New year rituals may or may not be for everyone. But habits and intention setting can often spark something positive. A handful of Northeast Ohio artists working in different mediums share how they are nurturing creativity in the new year.
Mary Biddinger - Writer, editor, professor
The new year is Mary Biddinger’s favorite holiday. She relishes the chance to break out a new calendar, specifically a planner.
“The planner is just totally analog,” she said. “It’s me, some gel pens and some days and some lines and some unlined things.”
Some of the best things she writes in her planner are in the back, non-calendar pages, she said.
“I'll write down like repeated motifs that I see. I'll also write down different books I've read, movies that I've watched, and so, it kind of becomes like this sort of old-school repository for everything for the year,” Biddinger said.

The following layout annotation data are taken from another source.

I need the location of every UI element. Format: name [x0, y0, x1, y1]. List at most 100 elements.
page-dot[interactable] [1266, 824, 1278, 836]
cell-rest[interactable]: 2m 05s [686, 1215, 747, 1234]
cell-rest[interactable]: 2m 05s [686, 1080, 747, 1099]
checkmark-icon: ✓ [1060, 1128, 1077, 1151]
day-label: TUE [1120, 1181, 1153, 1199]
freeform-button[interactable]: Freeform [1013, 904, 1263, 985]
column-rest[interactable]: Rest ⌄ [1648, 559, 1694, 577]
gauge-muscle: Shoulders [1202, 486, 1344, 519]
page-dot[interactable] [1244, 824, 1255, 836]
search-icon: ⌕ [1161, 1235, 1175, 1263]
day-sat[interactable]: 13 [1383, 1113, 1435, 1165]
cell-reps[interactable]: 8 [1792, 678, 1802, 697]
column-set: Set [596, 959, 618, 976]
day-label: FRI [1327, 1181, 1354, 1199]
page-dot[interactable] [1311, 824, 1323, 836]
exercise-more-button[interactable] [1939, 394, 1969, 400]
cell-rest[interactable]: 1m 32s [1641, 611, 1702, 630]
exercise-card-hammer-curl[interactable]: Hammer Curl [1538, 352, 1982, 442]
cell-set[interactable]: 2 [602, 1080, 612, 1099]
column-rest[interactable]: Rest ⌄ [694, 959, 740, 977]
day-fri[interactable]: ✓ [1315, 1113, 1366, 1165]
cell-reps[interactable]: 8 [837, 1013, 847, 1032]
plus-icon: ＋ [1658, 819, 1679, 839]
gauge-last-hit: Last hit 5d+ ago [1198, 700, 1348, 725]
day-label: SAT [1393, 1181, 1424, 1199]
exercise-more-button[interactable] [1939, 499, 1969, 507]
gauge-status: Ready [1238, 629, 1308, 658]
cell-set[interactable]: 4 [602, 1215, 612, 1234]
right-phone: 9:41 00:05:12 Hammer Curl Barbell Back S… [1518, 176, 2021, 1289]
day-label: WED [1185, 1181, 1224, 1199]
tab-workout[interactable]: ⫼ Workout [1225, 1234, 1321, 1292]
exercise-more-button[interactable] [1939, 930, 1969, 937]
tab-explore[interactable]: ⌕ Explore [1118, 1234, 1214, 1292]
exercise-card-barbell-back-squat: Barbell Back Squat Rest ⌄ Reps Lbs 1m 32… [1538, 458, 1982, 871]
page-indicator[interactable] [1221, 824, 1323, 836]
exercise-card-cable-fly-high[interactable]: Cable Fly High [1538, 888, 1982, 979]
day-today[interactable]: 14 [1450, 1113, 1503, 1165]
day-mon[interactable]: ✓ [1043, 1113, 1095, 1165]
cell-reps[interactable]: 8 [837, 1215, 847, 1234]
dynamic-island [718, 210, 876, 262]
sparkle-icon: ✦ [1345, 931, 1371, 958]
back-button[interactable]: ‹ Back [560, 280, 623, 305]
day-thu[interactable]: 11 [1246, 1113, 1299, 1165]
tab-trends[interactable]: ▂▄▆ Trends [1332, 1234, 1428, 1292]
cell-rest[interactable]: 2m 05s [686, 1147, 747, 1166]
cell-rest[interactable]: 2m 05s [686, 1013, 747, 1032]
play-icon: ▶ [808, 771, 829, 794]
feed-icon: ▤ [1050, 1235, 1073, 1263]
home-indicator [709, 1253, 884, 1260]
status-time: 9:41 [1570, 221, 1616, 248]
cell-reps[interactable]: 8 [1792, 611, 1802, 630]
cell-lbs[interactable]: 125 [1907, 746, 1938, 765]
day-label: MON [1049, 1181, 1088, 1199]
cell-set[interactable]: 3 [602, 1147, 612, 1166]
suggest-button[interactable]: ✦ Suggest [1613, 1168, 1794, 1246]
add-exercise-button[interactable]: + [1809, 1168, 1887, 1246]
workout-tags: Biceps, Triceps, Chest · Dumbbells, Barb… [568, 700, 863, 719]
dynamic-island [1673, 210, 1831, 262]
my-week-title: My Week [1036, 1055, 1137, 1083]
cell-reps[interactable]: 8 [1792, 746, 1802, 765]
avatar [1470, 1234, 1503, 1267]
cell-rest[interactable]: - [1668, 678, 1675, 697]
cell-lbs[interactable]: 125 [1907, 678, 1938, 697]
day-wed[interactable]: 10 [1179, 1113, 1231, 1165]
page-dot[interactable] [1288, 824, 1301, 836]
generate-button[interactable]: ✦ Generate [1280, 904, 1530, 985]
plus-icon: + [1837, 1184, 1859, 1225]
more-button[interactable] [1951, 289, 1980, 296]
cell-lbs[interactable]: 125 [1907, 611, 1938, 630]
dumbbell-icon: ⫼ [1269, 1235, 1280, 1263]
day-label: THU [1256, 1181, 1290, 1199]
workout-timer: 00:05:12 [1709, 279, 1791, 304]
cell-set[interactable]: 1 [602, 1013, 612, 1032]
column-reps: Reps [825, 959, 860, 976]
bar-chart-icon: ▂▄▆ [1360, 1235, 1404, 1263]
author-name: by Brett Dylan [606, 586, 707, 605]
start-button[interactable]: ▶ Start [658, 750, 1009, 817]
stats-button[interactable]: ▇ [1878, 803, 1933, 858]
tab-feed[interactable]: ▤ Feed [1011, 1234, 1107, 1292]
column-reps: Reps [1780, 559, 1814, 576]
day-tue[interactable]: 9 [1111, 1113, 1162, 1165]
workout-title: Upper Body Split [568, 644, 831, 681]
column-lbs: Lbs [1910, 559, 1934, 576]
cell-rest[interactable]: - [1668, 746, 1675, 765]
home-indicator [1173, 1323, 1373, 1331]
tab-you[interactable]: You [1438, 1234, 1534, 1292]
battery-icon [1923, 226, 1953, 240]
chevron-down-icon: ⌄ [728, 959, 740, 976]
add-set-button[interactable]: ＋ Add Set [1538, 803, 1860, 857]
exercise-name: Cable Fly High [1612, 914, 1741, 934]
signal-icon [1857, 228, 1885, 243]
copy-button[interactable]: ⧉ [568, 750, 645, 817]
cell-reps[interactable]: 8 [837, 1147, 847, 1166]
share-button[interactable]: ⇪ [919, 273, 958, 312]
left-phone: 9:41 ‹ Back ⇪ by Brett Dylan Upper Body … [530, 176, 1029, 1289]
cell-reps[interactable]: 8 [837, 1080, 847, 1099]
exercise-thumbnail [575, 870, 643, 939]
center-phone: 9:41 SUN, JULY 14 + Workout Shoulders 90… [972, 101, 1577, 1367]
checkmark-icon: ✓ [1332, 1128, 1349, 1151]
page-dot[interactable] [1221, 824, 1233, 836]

This ritual enables her to look back later, not to benchmark accomplishments but revisit a time, she said.
“Thinking about the calendar, thinking about what happened on this day five years ago can make me like, reconnect with something that I'd forgotten that I want to bring back up again in a piece of writing,” Biddinger said.
Kate Snow - Visual artist
Kate Snow doesn’t have new year rituals. But this year she is trying to redefine herself as an artist due to long-term health issues that prevent her from painting the way she used to.
"It took me a while to acknowledge that this was not going away," she said.
Never one for writing in a journal, Snow is now journaling by painting.
“I come in the studio every day and I work for as long as I can, and every day is different. One day I can come in for three hours. That's a really, really good day. And another day I can come in for 20 minutes,” she said. “Rather than trying to build out a full piece, I'm taking each piece and acknowledging this is what it is. This is my reality today.”
Scaling down the size and scope of her pointillist paintings is just part of her effort to forge a new path. Another aspect is observing, whether reading about other artists’ techniques or taking a photo of a tile she sees in a Starbucks bathroom.
“I have tried to be really intentional about seeking out textures and colors and sort of filing them away in my bank to use at another time,” she said.
Dominic Moore-Dunson - Dancer and choreographer
At the start of the new year Dominic Moore-Dunson likes to ask, “What am I looking forward to?” rather than “What am I going to accomplish?”
For 2022, he is setting a new intention for his work.
“I'm looking forward to collaborating with artists that are not in dance, but across disciplines, starting that as kind of like a foundational practice of my work,” he said.
He gave this a try in 2021 when he choreographed a piece with horn player Tommy Lehman.
“You start thinking about like what things sound like a whole lot more. And then for me as a choreographer, I start wondering, like what my body sounds like and how it relates to music and how we build a piece together,” he said.
Victor Samalot - Musician
Guitarist Victor Samalot said he, too, would like to collaborate more in the new year.
“These days when a musician is recording with you, they don't have to be in the same room with you. They can always send their tracks via the internet,” Samalot said.
This is just one of the ways Samalot said technology helps him as a musician. He said he plans to keep growing his computer recording skills this year. Staying positive helps too.
“I try not to be overly critical, because it's just going to set me back,” he said. “Put [work] down. Give it a rest. Just walk away from it, and come back to it in a couple of days.”